Town Clerk Carol McClaine and Justice Michelle Van Woeart filed complaints with the state Division of Human Rights in March, claiming town officials unjustly discriminated against them based on their gender. Rebecca Selee, Van Woeart’s lone court clerk, followed suit last month by filing her own complaint, accusing the administration of Supervisor Mike Joyce of creating a hostile work environment for the town’s female employees.
McLaine declined to discuss her complaint in detail. She said, however, that it was a last resort when her situation at Town Hall became untenable.
“It’s not something I wanted to do against my town,” she said.
In Selee’s complaint, the court clerk claims the all-female town clerk and court offices are treated poorly by the Joyce Administration in comparison to others in Town Hall. Among her accusations, she said the town didn’t pay her for vacation time she was allotted by Van Woeart, falsely accused her of doctoring her time sheets and expected to cover the extra workload created when Van Woeart was removed from the second clerk’s position, despite not receiving any added compensation.
“Since Supervisor Joyce and his team have taken control, the environment in this town has become hostile,” she wrote in the complaint obtained by The Daily Gazette. “I fear this complaint will result in worse conditions and retaliation.”
In her complaint, McClaine accuses the all-male Town Board of cutting personnel in her department and her budget. She claims her office and the court were both subject to cuts in January, unlike other departments supervised by men.

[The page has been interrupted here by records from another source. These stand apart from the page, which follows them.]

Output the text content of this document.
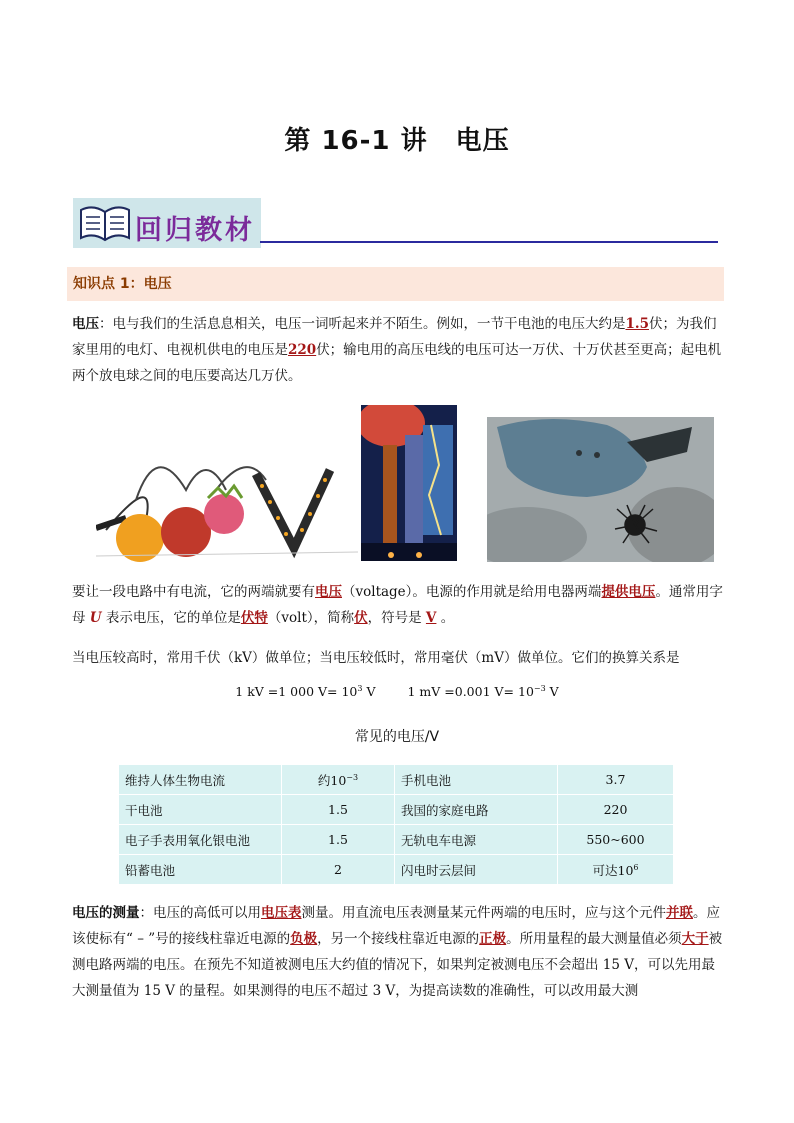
第 16-1 讲 电压
回归教材
知识点 1：电压
电压：电与我们的生活息息相关，电压一词听起来并不陌生。例如，一节干电池的电压大约是1.5伏；为我们家里用的电灯、电视机供电的电压是220伏；输电用的高压电线的电压可达一万伏、十万伏甚至更高；起电机两个放电球之间的电压要高达几万伏。
要让一段电路中有电流，它的两端就要有电压（voltage）。电源的作用就是给用电器两端提供电压。通常用字母 U 表示电压，它的单位是伏特（volt），简称伏，符号是 V 。
当电压较高时，常用千伏（kV）做单位；当电压较低时，常用毫伏（mV）做单位。它们的换算关系是
1 kV =1 000 $V= 10^3$ V	1 mV =0.001 $V= 10^{-3}$ V
常见的电压/V
维持人体生物电流	约$10^{-3}$	手机电池	3.7
干电池	1.5	我国的家庭电路	220
电子手表用氧化银电池	1.5	无轨电车电源	550~600
铅蓄电池	2	闪电时云层间	可达$10^6$
电压的测量：电压的高低可以用电压表测量。用直流电压表测量某元件两端的电压时，应与这个元件并联。应该使标有“ – ”号的接线柱靠近电源的负极，另一个接线柱靠近电源的正极。所用量程的最大测量值必须大于被测电路两端的电压。在预先不知道被测电压大约值的情况下，如果判定被测电压不会超出 15 V，可以先用最大测量值为 15 V 的量程。如果测得的电压不超过 3 V，为提高读数的准确性，可以改用最大测
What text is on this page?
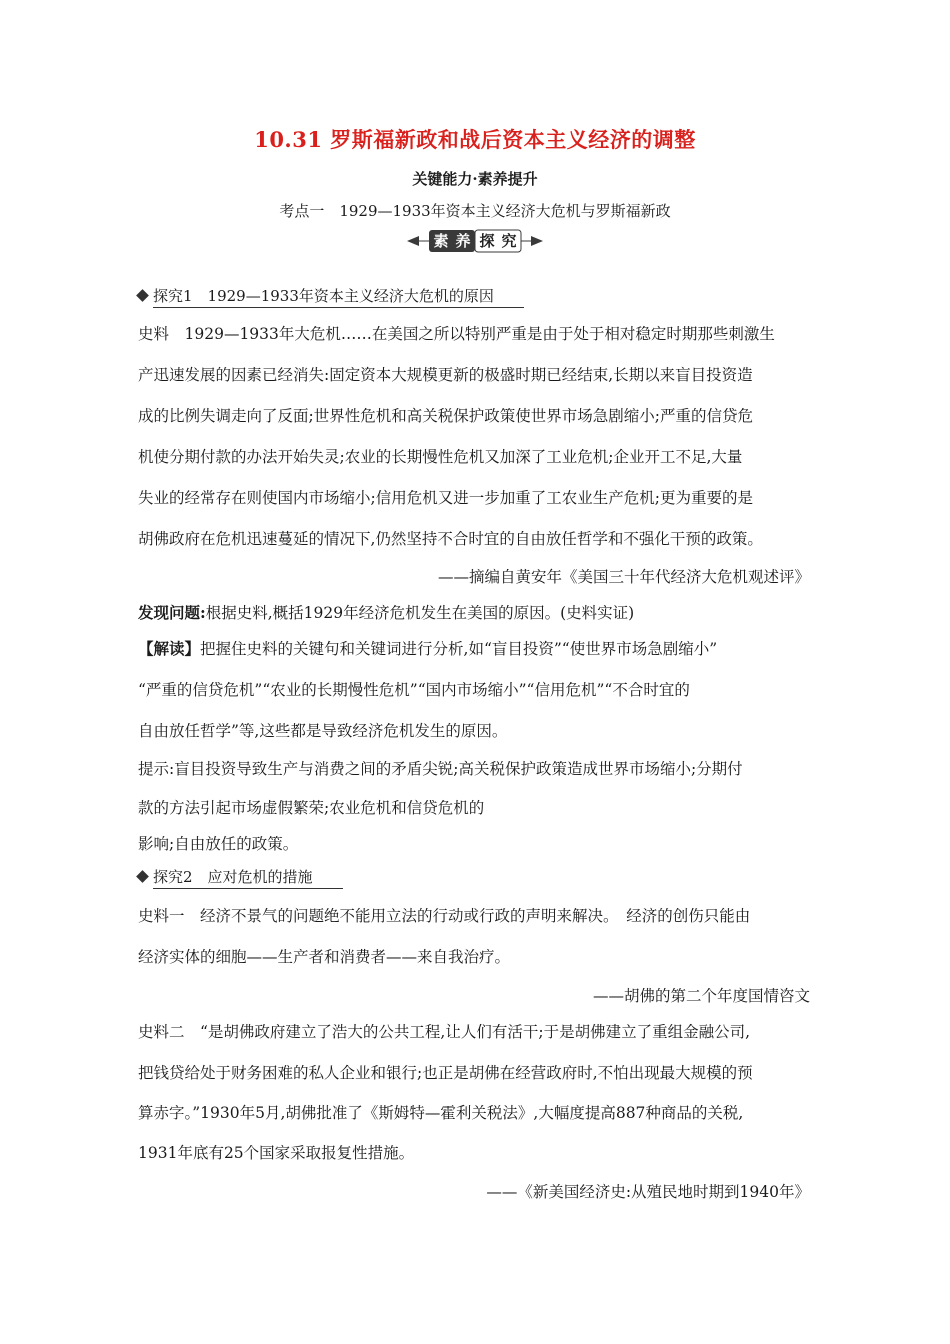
10.31 罗斯福新政和战后资本主义经济的调整
关键能力·素养提升
考点一　1929—1933年资本主义经济大危机与罗斯福新政
素 养 探 究
探究1　1929—1933年资本主义经济大危机的原因
史料　1929—1933年大危机……在美国之所以特别严重是由于处于相对稳定时期那些刺激生
产迅速发展的因素已经消失:固定资本大规模更新的极盛时期已经结束,长期以来盲目投资造
成的比例失调走向了反面;世界性危机和高关税保护政策使世界市场急剧缩小;严重的信贷危
机使分期付款的办法开始失灵;农业的长期慢性危机又加深了工业危机;企业开工不足,大量
失业的经常存在则使国内市场缩小;信用危机又进一步加重了工农业生产危机;更为重要的是
胡佛政府在危机迅速蔓延的情况下,仍然坚持不合时宜的自由放任哲学和不强化干预的政策。
——摘编自黄安年《美国三十年代经济大危机观述评》
发现问题:根据史料,概括1929年经济危机发生在美国的原因。(史料实证)
【解读】把握住史料的关键句和关键词进行分析,如“盲目投资”“使世界市场急剧缩小”
“严重的信贷危机”“农业的长期慢性危机”“国内市场缩小”“信用危机”“不合时宜的
自由放任哲学”等,这些都是导致经济危机发生的原因。
提示:盲目投资导致生产与消费之间的矛盾尖锐;高关税保护政策造成世界市场缩小;分期付
款的方法引起市场虚假繁荣;农业危机和信贷危机的
影响;自由放任的政策。
探究2　应对危机的措施
史料一　经济不景气的问题绝不能用立法的行动或行政的声明来解决。　经济的创伤只能由
经济实体的细胞——生产者和消费者——来自我治疗。
——胡佛的第二个年度国情咨文
史料二　“是胡佛政府建立了浩大的公共工程,让人们有活干;于是胡佛建立了重组金融公司,
把钱贷给处于财务困难的私人企业和银行;也正是胡佛在经营政府时,不怕出现最大规模的预
算赤字。”1930年5月,胡佛批准了《斯姆特—霍利关税法》,大幅度提高887种商品的关税,
1931年底有25个国家采取报复性措施。
——《新美国经济史:从殖民地时期到1940年》
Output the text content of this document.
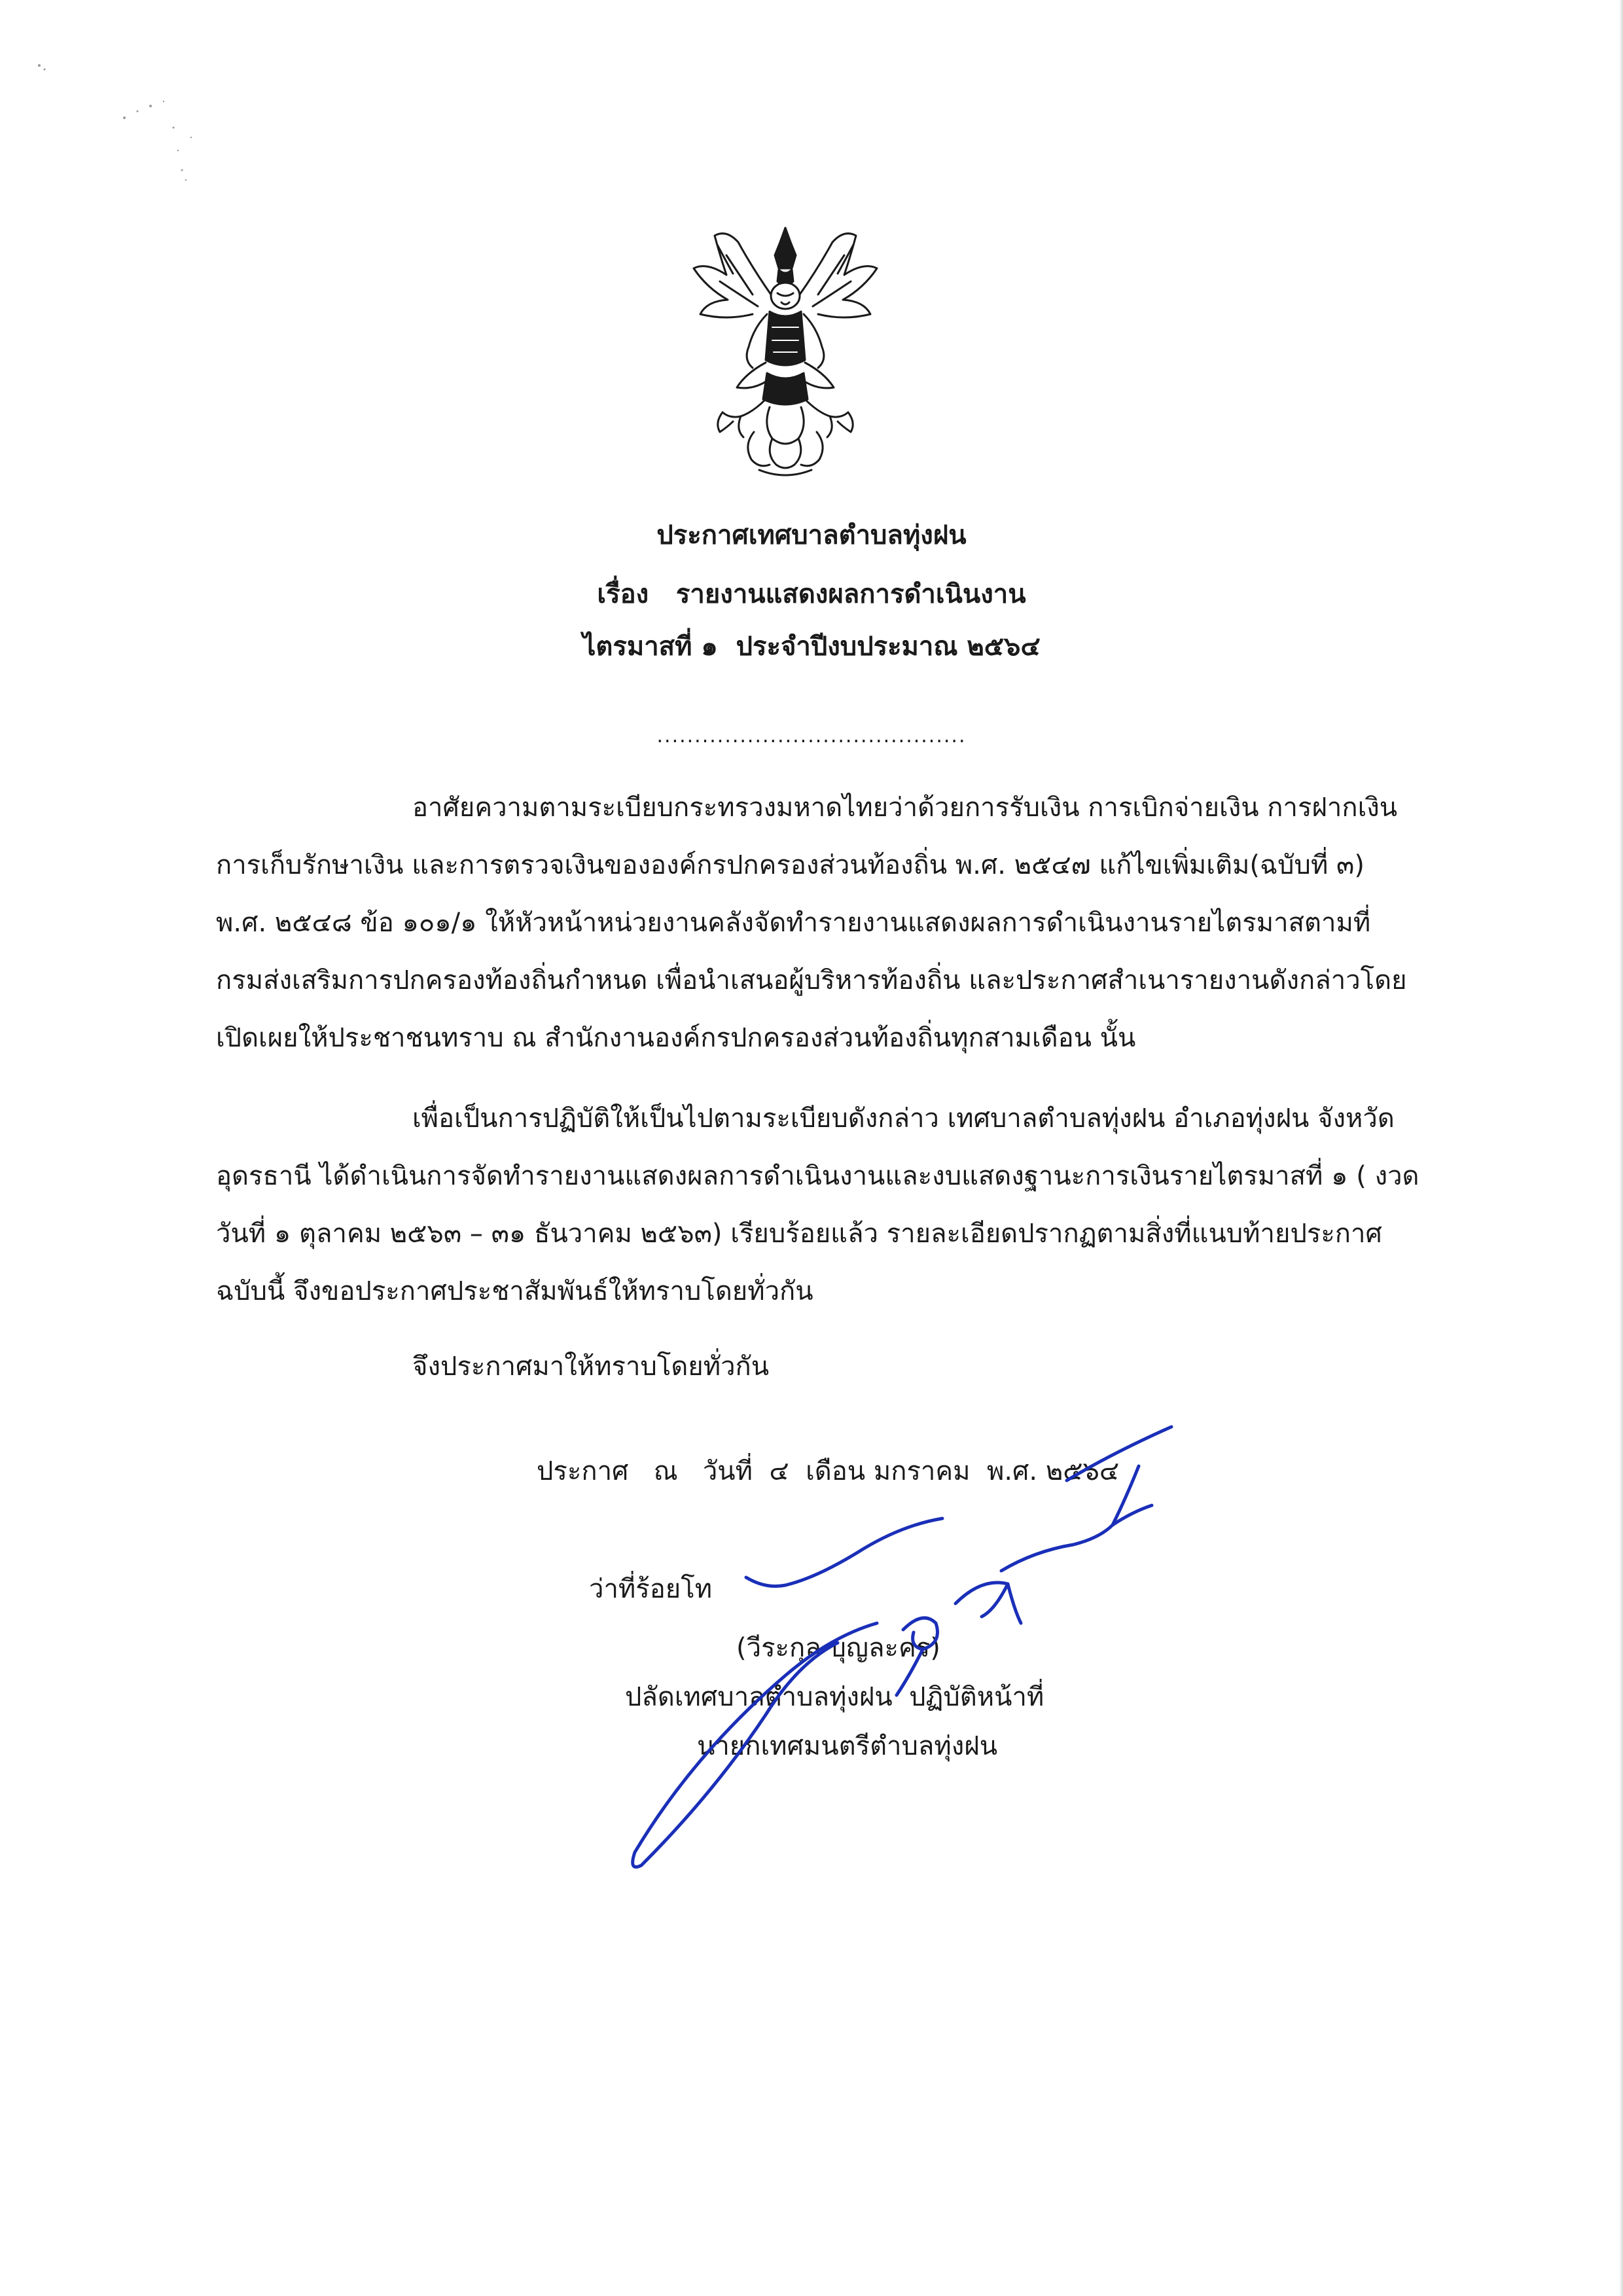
ประกาศเทศบาลตำบลทุ่งฝน
เรื่อง รายงานแสดงผลการดำเนินงาน
ไตรมาสที่ ๑  ประจำปีงบประมาณ ๒๕๖๔
.........................................
อาศัยความตามระเบียบกระทรวงมหาดไทยว่าด้วยการรับเงิน การเบิกจ่ายเงิน การฝากเงิน
การเก็บรักษาเงิน และการตรวจเงินขององค์กรปกครองส่วนท้องถิ่น พ.ศ. ๒๕๔๗ แก้ไขเพิ่มเติม(ฉบับที่ ๓)
พ.ศ. ๒๕๔๘ ข้อ ๑๐๑/๑ ให้หัวหน้าหน่วยงานคลังจัดทำรายงานแสดงผลการดำเนินงานรายไตรมาสตามที่
กรมส่งเสริมการปกครองท้องถิ่นกำหนด เพื่อนำเสนอผู้บริหารท้องถิ่น และประกาศสำเนารายงานดังกล่าวโดย
เปิดเผยให้ประชาชนทราบ ณ สำนักงานองค์กรปกครองส่วนท้องถิ่นทุกสามเดือน นั้น
เพื่อเป็นการปฏิบัติให้เป็นไปตามระเบียบดังกล่าว เทศบาลตำบลทุ่งฝน อำเภอทุ่งฝน จังหวัด
อุดรธานี ได้ดำเนินการจัดทำรายงานแสดงผลการดำเนินงานและงบแสดงฐานะการเงินรายไตรมาสที่ ๑ ( งวด
วันที่ ๑ ตุลาคม ๒๕๖๓ – ๓๑ ธันวาคม ๒๕๖๓) เรียบร้อยแล้ว รายละเอียดปรากฏตามสิ่งที่แนบท้ายประกาศ
ฉบับนี้ จึงขอประกาศประชาสัมพันธ์ให้ทราบโดยทั่วกัน
จึงประกาศมาให้ทราบโดยทั่วกัน
ประกาศ   ณ   วันที่  ๔  เดือน มกราคม  พ.ศ. ๒๕๖๔
ว่าที่ร้อยโท
(วีระกุล บุญละคร)
ปลัดเทศบาลตำบลทุ่งฝน  ปฏิบัติหน้าที่
นายกเทศมนตรีตำบลทุ่งฝน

McClaine also claims the board passed resolutions regarding the application of the state’s Freedom of Information Law that would “be in violation” of her duties as clerk. She claims Joyce referred her to the town’s Ethics Board last month in retaliation for filing a complaint.
Van Woeart’s complaint also claims she’s faced unlawful discrimination because of her sex. She also names Joyce in her complaint.
Joyce deferred comment to Michael Cuevas, the town’s attorney. Cuevas acknowledged the complaints, but declined to discuss them in detail.
“It’s an open matter,” he said. “Claims have been made against the town and I’ll be defending them to the best of our ability.”
The complaints are yet another volley in ongoing hostilities between the Joyce Administration and Van Woeart. There has also been significant friction between McClaine’s office and the supervisor’s office.
Earlier this month, Deputy Supervisor Norm Miller filed a lawsuit against Van Woeart, claiming she publicly slandered him during a video-recorded Town Board meeting by wrongly accusing him of killing a man. The legal action asks for $500,000 in damages from the town justice.
Last year, the board forced Van Woeart out of her court clerk’s position after the state Attorney General’s Office issued an opinion advising that the post was subordinate to the elected justice position, rendering the two jobs “incompatible.” She then filed an Article 78 lawsuit against the town, which was subsequently dismissed by a state Supreme Court justice; she has since appealed the ruling.
Van Woeart also filed an unemployment insurance claim for losing her clerk’s job. The town contested the claim, but an administrative law judge sided with Van Woeart earlier this year, a decision the town has since appealed.